Edit: In the comments, AFT points out that the distinction between transitive and intransitive verbs is not the same as the distinction between active and passive voice. An example of the latter distinction would be “The Israelis killed the Palestinians” versus “The Israelis were killed by the Palestinians”. I have seen enough evidence of the journalistic preference for headlines in which Israelis actively, dynamically, kill specified people versus those in which Israelis are killed by unspecified people, and vice versa for Palestinians, that I think I can leave the double meaning of “passive” in my post title unchanged. If you have seen a particularly egregious example of either distinction, add it to the comments.
This is the hierarchy:
1. A killed B.
2. B was killed by A.
3. B was killed. (No killer specified.)
4. B died after some event. (Whether or not their death was a result of that event is left unspecified.)

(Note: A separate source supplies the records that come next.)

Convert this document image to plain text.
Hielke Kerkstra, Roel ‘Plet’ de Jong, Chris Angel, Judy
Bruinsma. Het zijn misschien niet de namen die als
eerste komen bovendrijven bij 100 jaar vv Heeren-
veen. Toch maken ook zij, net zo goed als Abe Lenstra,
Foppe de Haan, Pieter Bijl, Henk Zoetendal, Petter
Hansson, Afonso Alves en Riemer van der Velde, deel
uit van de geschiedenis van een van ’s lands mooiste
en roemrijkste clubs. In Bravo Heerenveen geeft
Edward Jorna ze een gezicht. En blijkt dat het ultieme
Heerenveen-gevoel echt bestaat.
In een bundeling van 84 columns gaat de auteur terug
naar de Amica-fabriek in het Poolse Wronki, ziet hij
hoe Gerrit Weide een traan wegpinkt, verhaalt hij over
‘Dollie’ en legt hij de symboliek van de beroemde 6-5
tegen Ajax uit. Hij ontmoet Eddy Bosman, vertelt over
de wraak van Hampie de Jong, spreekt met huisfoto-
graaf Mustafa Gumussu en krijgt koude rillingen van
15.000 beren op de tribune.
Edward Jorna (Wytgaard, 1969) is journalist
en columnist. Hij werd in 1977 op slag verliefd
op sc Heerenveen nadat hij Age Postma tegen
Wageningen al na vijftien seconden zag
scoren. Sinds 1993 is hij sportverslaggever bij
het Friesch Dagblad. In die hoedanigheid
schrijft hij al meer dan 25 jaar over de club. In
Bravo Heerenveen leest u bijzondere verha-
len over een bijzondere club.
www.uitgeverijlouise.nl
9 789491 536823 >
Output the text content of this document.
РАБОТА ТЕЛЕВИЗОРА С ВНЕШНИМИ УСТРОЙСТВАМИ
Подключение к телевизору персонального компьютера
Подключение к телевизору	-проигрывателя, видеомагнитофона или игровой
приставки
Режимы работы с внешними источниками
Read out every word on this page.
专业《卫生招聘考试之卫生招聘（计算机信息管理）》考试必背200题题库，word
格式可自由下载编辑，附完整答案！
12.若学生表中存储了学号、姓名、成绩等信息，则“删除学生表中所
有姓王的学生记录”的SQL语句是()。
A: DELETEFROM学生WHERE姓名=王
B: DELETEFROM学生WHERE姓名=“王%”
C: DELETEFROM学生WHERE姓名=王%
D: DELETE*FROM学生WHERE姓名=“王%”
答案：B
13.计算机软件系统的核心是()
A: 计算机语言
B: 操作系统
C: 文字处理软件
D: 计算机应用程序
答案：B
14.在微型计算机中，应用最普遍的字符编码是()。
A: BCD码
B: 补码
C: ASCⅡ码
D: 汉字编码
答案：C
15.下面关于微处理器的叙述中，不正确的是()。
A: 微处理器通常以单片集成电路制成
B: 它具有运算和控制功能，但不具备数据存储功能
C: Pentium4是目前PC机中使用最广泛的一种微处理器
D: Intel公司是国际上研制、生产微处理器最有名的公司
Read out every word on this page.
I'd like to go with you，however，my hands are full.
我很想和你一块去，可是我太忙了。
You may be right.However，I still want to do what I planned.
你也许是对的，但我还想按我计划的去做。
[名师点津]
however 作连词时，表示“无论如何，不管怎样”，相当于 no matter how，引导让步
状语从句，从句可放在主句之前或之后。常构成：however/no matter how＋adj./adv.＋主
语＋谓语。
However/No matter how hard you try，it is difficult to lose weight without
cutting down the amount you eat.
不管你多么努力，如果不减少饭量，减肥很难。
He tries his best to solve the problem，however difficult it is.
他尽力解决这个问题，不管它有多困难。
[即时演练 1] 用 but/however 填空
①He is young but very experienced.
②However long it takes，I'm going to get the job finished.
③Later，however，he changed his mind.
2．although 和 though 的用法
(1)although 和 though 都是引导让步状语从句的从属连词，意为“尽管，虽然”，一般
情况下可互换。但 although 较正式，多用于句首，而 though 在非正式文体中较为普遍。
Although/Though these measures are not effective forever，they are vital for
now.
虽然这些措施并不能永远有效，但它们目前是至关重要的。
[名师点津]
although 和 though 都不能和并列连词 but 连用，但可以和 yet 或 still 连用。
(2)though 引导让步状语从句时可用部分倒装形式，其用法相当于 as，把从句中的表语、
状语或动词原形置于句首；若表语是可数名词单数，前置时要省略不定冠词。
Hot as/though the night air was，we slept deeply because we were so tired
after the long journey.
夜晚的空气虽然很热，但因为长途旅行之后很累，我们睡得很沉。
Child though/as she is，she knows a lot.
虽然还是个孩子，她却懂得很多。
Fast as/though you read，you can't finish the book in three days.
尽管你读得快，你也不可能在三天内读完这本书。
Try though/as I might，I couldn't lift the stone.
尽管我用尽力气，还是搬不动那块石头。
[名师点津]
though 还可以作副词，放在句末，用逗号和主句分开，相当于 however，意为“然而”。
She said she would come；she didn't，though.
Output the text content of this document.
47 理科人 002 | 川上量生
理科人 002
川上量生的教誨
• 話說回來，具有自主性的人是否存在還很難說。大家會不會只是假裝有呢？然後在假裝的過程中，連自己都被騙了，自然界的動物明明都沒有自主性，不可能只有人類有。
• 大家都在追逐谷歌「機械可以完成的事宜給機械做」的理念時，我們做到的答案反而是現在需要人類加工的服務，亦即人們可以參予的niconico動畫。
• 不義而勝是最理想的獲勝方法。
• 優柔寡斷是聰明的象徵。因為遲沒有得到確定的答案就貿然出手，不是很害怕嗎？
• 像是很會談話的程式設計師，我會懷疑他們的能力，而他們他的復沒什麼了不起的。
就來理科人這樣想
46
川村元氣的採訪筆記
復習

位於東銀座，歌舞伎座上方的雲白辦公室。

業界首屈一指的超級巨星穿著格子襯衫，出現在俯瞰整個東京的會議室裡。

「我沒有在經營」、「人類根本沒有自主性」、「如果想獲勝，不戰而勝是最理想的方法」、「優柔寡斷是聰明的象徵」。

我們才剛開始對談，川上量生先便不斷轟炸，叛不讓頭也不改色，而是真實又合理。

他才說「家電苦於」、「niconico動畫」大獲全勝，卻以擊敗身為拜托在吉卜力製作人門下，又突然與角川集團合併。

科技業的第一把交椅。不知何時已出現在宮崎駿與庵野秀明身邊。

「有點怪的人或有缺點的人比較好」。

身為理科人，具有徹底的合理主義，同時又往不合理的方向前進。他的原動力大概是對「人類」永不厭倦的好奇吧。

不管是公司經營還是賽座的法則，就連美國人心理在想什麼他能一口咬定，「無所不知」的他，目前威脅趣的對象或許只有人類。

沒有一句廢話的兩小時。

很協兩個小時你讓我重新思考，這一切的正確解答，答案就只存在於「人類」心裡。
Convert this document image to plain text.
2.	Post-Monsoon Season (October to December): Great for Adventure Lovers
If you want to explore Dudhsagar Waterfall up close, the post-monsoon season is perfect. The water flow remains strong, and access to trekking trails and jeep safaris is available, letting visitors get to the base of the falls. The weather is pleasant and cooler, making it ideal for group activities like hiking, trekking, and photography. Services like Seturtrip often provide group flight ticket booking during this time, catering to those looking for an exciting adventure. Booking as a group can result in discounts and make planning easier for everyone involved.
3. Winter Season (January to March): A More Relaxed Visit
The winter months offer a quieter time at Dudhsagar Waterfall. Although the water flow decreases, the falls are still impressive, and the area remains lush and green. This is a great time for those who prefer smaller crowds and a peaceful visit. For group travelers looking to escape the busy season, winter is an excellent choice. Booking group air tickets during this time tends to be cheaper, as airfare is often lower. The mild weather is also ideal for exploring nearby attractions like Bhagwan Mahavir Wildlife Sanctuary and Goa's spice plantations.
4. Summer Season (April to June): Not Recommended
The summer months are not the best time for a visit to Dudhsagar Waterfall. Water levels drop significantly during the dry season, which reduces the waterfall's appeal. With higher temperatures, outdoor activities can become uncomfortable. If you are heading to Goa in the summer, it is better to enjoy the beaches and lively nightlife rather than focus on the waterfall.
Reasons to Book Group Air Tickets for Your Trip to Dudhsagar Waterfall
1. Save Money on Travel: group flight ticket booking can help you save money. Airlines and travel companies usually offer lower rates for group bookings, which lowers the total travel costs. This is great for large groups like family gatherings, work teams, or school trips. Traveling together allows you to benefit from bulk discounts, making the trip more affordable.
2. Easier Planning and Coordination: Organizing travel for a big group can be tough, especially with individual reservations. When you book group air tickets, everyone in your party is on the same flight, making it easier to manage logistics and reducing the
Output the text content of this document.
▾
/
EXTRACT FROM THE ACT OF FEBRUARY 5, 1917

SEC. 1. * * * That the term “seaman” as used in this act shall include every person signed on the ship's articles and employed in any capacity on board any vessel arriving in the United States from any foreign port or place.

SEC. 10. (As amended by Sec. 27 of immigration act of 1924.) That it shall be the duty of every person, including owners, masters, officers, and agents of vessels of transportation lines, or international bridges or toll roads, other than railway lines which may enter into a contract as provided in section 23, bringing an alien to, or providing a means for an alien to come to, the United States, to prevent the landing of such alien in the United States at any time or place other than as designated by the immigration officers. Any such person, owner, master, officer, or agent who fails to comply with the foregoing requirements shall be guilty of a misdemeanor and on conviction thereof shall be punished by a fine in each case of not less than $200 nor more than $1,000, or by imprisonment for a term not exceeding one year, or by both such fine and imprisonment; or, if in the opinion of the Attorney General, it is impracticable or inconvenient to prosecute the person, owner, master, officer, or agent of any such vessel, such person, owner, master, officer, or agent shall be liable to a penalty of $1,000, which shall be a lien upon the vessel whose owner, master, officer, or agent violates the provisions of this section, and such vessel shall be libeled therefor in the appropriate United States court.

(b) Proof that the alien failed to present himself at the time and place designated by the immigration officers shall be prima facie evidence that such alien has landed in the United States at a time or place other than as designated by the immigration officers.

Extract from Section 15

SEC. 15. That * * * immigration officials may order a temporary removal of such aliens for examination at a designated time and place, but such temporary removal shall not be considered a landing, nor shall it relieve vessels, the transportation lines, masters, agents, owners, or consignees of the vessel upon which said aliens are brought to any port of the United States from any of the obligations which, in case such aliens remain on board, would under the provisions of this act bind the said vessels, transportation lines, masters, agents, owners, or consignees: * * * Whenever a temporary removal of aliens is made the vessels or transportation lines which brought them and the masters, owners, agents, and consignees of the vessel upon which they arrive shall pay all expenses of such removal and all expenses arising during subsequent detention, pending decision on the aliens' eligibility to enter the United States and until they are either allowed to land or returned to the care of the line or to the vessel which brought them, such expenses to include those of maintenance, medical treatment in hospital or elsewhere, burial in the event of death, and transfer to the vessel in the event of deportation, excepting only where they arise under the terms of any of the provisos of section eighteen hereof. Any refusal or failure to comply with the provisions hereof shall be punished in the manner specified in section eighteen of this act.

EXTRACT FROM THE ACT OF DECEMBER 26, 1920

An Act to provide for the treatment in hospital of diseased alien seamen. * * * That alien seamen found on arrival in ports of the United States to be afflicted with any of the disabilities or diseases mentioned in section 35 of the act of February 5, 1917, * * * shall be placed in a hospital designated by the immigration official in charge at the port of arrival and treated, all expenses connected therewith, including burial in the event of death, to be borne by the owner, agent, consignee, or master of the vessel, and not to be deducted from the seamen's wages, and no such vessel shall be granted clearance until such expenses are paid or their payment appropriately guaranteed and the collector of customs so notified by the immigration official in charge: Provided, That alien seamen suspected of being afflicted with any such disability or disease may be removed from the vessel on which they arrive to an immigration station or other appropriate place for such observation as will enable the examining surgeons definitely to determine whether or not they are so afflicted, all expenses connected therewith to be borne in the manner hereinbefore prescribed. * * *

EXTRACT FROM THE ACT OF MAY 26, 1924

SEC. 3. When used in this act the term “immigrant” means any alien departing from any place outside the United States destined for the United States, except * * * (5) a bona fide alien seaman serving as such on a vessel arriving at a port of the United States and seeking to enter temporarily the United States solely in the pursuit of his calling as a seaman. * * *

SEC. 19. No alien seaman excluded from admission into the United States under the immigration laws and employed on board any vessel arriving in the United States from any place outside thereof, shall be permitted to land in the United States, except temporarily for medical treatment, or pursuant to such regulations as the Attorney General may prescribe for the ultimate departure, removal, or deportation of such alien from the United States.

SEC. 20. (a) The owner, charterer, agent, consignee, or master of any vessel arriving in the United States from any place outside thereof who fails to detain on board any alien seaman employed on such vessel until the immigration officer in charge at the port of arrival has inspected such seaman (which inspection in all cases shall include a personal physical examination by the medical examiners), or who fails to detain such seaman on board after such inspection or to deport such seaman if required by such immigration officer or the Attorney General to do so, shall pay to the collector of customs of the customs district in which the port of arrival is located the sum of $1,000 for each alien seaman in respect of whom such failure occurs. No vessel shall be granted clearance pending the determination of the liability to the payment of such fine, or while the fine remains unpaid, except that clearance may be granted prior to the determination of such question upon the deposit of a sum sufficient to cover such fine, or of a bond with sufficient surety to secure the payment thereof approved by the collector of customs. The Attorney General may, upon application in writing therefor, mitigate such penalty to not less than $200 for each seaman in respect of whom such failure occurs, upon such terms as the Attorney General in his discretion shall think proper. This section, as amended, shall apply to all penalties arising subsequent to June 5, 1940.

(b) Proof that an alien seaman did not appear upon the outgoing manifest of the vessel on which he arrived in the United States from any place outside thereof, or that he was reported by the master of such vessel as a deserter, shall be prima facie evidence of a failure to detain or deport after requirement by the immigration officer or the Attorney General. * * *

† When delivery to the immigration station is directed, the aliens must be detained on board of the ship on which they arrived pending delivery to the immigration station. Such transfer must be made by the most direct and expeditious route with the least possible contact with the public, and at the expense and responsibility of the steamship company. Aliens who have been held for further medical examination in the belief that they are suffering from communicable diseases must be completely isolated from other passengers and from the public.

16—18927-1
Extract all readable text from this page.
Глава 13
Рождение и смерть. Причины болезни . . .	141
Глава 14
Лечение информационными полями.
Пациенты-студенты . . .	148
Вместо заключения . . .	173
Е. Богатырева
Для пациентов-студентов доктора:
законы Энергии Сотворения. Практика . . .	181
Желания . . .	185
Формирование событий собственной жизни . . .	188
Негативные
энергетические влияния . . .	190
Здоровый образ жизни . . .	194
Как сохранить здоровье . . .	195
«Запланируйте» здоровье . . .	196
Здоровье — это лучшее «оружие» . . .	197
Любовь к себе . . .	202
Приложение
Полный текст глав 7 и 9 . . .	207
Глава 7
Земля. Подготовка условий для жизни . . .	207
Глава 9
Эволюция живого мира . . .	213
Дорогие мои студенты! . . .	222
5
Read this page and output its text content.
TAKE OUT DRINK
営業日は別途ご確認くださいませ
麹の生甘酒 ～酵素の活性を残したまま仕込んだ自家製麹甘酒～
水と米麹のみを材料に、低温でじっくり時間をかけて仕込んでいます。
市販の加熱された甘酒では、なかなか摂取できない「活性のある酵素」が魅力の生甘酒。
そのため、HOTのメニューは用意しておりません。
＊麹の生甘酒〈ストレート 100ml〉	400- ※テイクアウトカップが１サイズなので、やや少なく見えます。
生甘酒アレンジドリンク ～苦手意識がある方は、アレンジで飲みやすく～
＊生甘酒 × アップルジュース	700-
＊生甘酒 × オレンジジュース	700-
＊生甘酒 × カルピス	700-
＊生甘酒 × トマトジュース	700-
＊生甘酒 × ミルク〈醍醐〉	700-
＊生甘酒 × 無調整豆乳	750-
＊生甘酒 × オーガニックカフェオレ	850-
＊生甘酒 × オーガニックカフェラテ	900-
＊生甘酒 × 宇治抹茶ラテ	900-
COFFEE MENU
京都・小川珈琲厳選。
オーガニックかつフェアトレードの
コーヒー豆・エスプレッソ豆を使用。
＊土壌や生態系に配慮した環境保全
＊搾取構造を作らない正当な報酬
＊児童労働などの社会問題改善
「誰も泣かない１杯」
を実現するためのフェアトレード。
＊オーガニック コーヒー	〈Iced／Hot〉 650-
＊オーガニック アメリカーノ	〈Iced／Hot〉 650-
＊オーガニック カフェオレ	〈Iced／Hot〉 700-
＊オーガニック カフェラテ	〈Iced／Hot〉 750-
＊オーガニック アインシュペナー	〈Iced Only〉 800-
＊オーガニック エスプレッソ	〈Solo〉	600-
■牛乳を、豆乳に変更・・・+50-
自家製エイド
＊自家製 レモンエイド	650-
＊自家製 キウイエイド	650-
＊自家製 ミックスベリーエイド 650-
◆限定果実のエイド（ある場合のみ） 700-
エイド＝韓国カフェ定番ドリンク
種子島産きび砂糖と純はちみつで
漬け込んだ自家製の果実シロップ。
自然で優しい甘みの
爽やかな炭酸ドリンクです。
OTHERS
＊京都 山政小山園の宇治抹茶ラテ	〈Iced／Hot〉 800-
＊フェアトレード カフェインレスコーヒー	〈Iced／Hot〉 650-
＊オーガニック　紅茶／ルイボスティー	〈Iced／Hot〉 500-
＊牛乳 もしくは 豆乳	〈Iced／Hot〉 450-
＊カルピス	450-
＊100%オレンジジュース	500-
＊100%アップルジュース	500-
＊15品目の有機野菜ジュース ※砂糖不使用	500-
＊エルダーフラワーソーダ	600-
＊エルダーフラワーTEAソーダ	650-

5. B died at a given location or time, such as “in the Negev desert”, from which the reader who keeps up with the news might be able to deduce that the death was not natural.
A related strategy for avoiding naming murderers from a protected group is to blame it all on the instrument. This might be called the “killer car” strategy, as perfected by the Washington Post’s infamous reference to “the Waukesha tragedy caused by a SUV”.